Catania. Derubavano anziani e disabili fingendosi impiegate comunali: arrestate due donne

Catania. A seguito di un’Ordinanza di Custodia Cautelare i poliziotti del Commissariato di Nesima in collaborazione con gli agenti del Commissariato Distaccato di Adrano, hanno arrestato due donne appartenenti al gruppo nomade dei “Caminanti”, Resizzi Scalora Giovanna (classe ’66) e Sesta Fortunata (classe ’87), per furti aggravati e rapine ai danni di persone anziane e di soggetti deboli.
Le due donne fingendosi impiegate comunali, assistenti sociali o semplici conoscenti, inducevano le vittime a farle entrare in casa facendole allontanare con una scusa, magari chiedendo un documento o un bicchiere d’acqua, e poter così svuotare cassetti e portagioie.

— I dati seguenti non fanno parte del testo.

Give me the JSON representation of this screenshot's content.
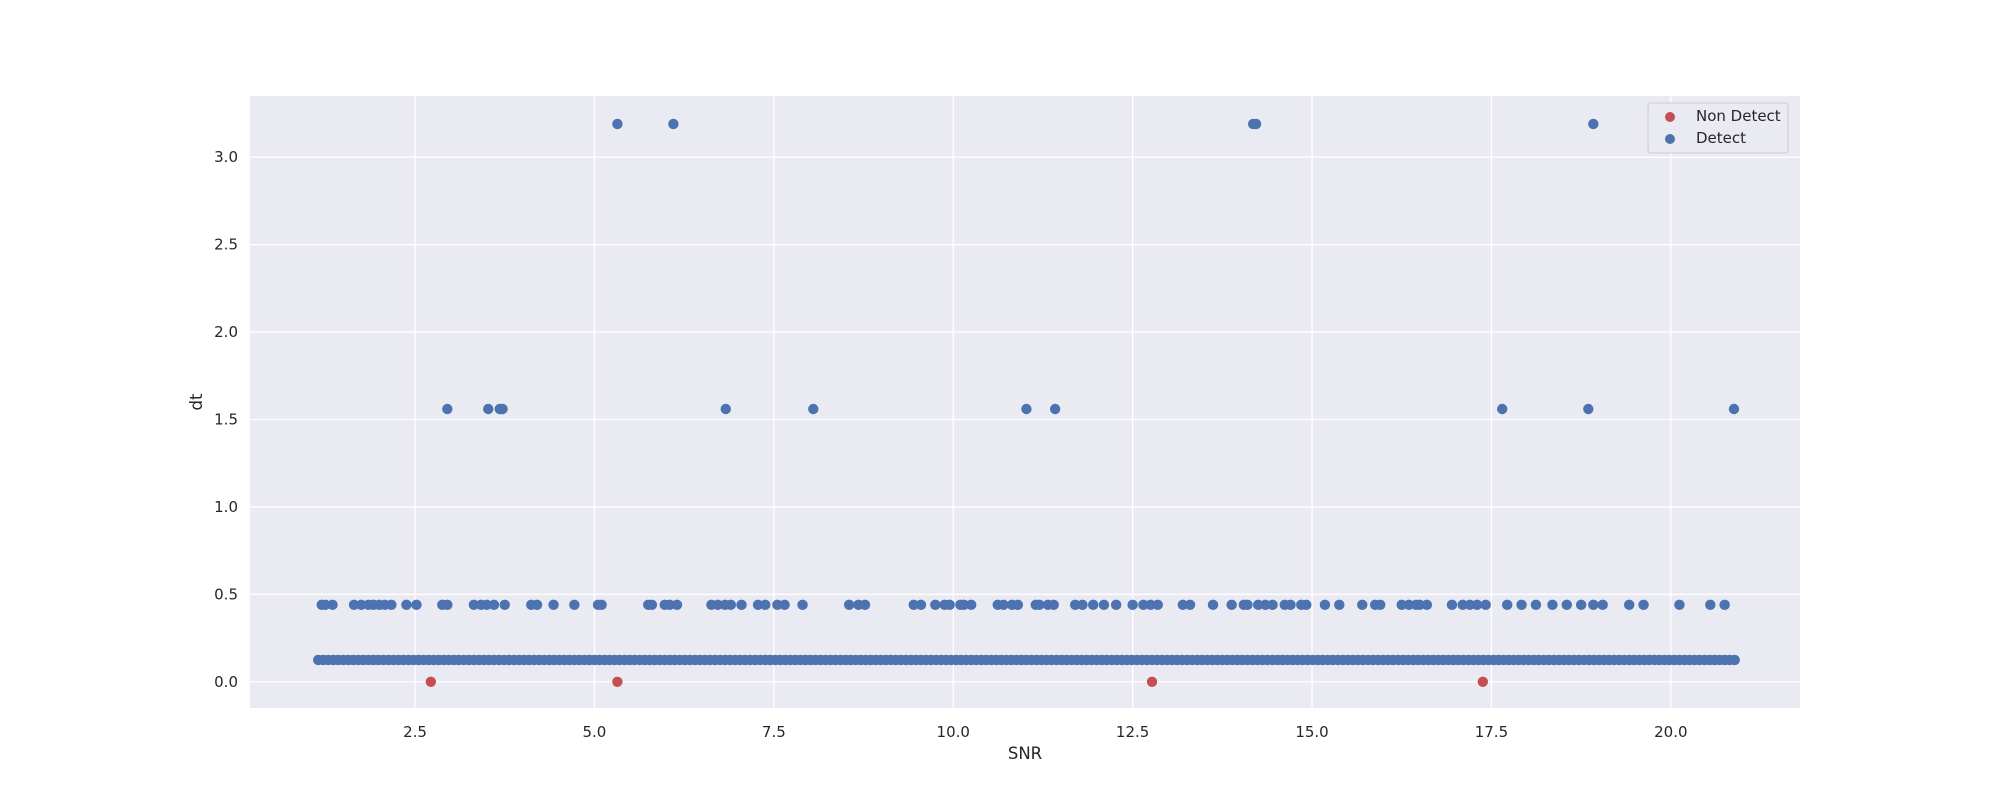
{
  "chart_data": {
    "type": "scatter",
    "title": "",
    "xlabel": "SNR",
    "ylabel": "dt",
    "xlim": [
      0.2,
      21.8
    ],
    "ylim": [
      -0.15,
      3.35
    ],
    "xticks": [
      2.5,
      5.0,
      7.5,
      10.0,
      12.5,
      15.0,
      17.5,
      20.0
    ],
    "xtick_labels": [
      "2.5",
      "5.0",
      "7.5",
      "10.0",
      "12.5",
      "15.0",
      "17.5",
      "20.0"
    ],
    "yticks": [
      0.0,
      0.5,
      1.0,
      1.5,
      2.0,
      2.5,
      3.0
    ],
    "ytick_labels": [
      "0.0",
      "0.5",
      "1.0",
      "1.5",
      "2.0",
      "2.5",
      "3.0"
    ],
    "grid": true,
    "legend_position": "top-right",
    "series": [
      {
        "name": "Non Detect",
        "color": "#c44e52",
        "x": [
          2.72,
          5.32,
          12.77,
          17.38
        ],
        "y": [
          0.0,
          0.0,
          0.0,
          0.0
        ]
      },
      {
        "name": "Detect",
        "color": "#4c72b0",
        "low_band": {
          "y": 0.125,
          "x_start": 1.15,
          "x_end": 20.9,
          "step": 0.07
        },
        "x": [
          1.2,
          1.25,
          1.35,
          1.65,
          1.75,
          1.85,
          1.92,
          2.0,
          2.08,
          2.17,
          2.38,
          2.52,
          2.88,
          2.95,
          3.32,
          3.42,
          3.5,
          3.6,
          3.75,
          4.12,
          4.2,
          4.43,
          4.72,
          5.05,
          5.1,
          5.75,
          5.8,
          5.98,
          6.05,
          6.15,
          6.63,
          6.72,
          6.82,
          6.9,
          7.05,
          7.28,
          7.38,
          7.55,
          7.65,
          7.9,
          8.55,
          8.68,
          8.77,
          9.45,
          9.55,
          9.75,
          9.88,
          9.95,
          10.1,
          10.15,
          10.25,
          10.62,
          10.7,
          10.82,
          10.9,
          11.15,
          11.2,
          11.32,
          11.4,
          11.7,
          11.8,
          11.95,
          12.1,
          12.27,
          12.5,
          12.65,
          12.75,
          12.85,
          13.2,
          13.3,
          13.62,
          13.88,
          14.05,
          14.1,
          14.25,
          14.35,
          14.45,
          14.62,
          14.7,
          14.85,
          14.92,
          15.18,
          15.38,
          15.7,
          15.88,
          15.95,
          16.25,
          16.35,
          16.45,
          16.5,
          16.6,
          16.95,
          17.1,
          17.2,
          17.3,
          17.42,
          17.72,
          17.92,
          18.12,
          18.35,
          18.55,
          18.75,
          18.92,
          19.05,
          19.42,
          19.62,
          20.12,
          20.55,
          20.75,
          2.95,
          3.52,
          3.68,
          3.72,
          6.83,
          8.05,
          11.02,
          11.42,
          17.65,
          18.85,
          20.88,
          5.32,
          6.1,
          14.18,
          14.22,
          18.92
        ],
        "y": [
          0.44,
          0.44,
          0.44,
          0.44,
          0.44,
          0.44,
          0.44,
          0.44,
          0.44,
          0.44,
          0.44,
          0.44,
          0.44,
          0.44,
          0.44,
          0.44,
          0.44,
          0.44,
          0.44,
          0.44,
          0.44,
          0.44,
          0.44,
          0.44,
          0.44,
          0.44,
          0.44,
          0.44,
          0.44,
          0.44,
          0.44,
          0.44,
          0.44,
          0.44,
          0.44,
          0.44,
          0.44,
          0.44,
          0.44,
          0.44,
          0.44,
          0.44,
          0.44,
          0.44,
          0.44,
          0.44,
          0.44,
          0.44,
          0.44,
          0.44,
          0.44,
          0.44,
          0.44,
          0.44,
          0.44,
          0.44,
          0.44,
          0.44,
          0.44,
          0.44,
          0.44,
          0.44,
          0.44,
          0.44,
          0.44,
          0.44,
          0.44,
          0.44,
          0.44,
          0.44,
          0.44,
          0.44,
          0.44,
          0.44,
          0.44,
          0.44,
          0.44,
          0.44,
          0.44,
          0.44,
          0.44,
          0.44,
          0.44,
          0.44,
          0.44,
          0.44,
          0.44,
          0.44,
          0.44,
          0.44,
          0.44,
          0.44,
          0.44,
          0.44,
          0.44,
          0.44,
          0.44,
          0.44,
          0.44,
          0.44,
          0.44,
          0.44,
          0.44,
          0.44,
          0.44,
          0.44,
          0.44,
          0.44,
          0.44,
          1.56,
          1.56,
          1.56,
          1.56,
          1.56,
          1.56,
          1.56,
          1.56,
          1.56,
          1.56,
          1.56,
          3.19,
          3.19,
          3.19,
          3.19,
          3.19
        ]
      }
    ]
  }
}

Dopo una veloce indagine che ha ricostruito il percorso degli oggetti preziosi rubati, con un provvedimento restrittivo dell’Autorità giudiziaria, Resizzi Scalora Giovanna è stata rinchiusa in carcere, mentre Sesta Fortunata, che all’inizio dell’inchiesta era in gravidanza, è stata posta agli arresti domiciliari.